How To Find The Right Guitar Chord Strings In 3 Simple Approaches.

Guitar Chord Strings

There are typically 3 ways find guitar chord strings and chords with open strings.

If you want to learn how to build chords in general, read this first.

There are sheer infinite ways to build chords on the guitar with all the options on the guitar strings.

You don’t need to know all of them but they will give you an advantage and more musical choices and variety.

If you want to play chords with open strings, your chord has to have any note of the open strings (E A D G or B) in them.

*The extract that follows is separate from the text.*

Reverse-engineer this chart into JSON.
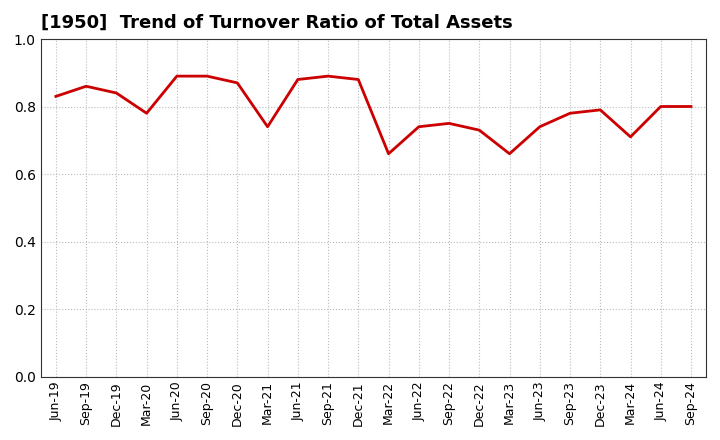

That does not mean they have to be part of the triad. You can build sus2 and sus4 chords for example, using open strings.

Let’s first look into normal triads. That means chords that are build on stacked thirds.

1. Guitar Chords made of triads on open guitar chord strings

These are the standard chords that everybody tries to learn first: Am A C Dm D Em E G

Probably looks familiar.

If you want to learn how to practice open chords in the most effective way, follow me here.

2. Open Strings Guitar Chords with extensions

Asus2 Asus4 A7 G7 C7 Fmaj7 E7 Em7

This is just a selection but there are tons of more possible chords.

The idea is simple:

Take any open string chord and add more open strings and then determine the name.

Take the A chord for example. The notes are A C# and E.

guitar chord strings Amaj
A major

But if you open the 2nd string, the C# becomes a B. Since that is the only C# (the third in the chord) in this chord shape, the chord “loses” its gender:

Asus2

Its now neither major or minor. The notes are A B and E which makes it an Asus2 Chord because the third is SUSPENDED for (=replaced by) the 2nd scale degree.

A different version would be the Asus4, which does NOT follow the process of leaving more open strings.

Asus4

While in a sus2 chord you LOWER the third to the 2nd scale degree, in a sus4 you RAISE the third to the FOURTH scale degree. In case of the A chord it would mean the C# turns into a D.

Which leaves us with the notes A D and E, which we commonly call the Asus4 chord.

Another perfect example is the Cmaj7 chord.

You play the C chord as normal and then lift up your index finger and you end up with the notes C E G and B, in which B is the MAJOR 7th, which is why it is separately indicated by the maj7 tag, instead of only a simple C7, which would be called the C dominant 7 (C E G Bb).

Cmaj7

So it is not automatic that you end up with a 7th chord or sus2 or sus4 chord if you simply lift a finger.

You still have to determine the right chord symbol by breaking down which notes you actually play.

A general rule: If you replace the third, it’s a suspended chord.

If you ADD a note, it will be an addX chord, where X is the scale degree you added. For example Cadd9.

Cadd9

See how this chord still includes the 3rd (on the D string) but also the 2nd scale degree on the B string? (The big number 4)

Don’t let those descriptions and labels STOP you from experimenting. You do not have to know the chords name to have permission to use it in a song.

If it sounds good and you can make it work to your liking… that’s all you need.

3. Open Strings Barre Chords

Shape moving

Idea: Take a barre chord, leave open strings and move the shape around.

If you have learned barre chords by now, you have just opened up a whole new field of sounds unknown to you before.

Here is where I am going with this:

Take your standard barre chord and instead of barring all the strings, you just… Don’t. 🙂

Here is my favourite example of that in the key of E major.

The infamous “Chick Magnet Chords” that I learned in Guitar Lessons from Tom Hess:

They are more or less in alphabetical / ascending order but you can play around with them and try them in any order that you want!

I am intentionally not giving you the chord names so you don’t get hung up on them.

Experiment a lot, they have a lot of variety and can have many different faces.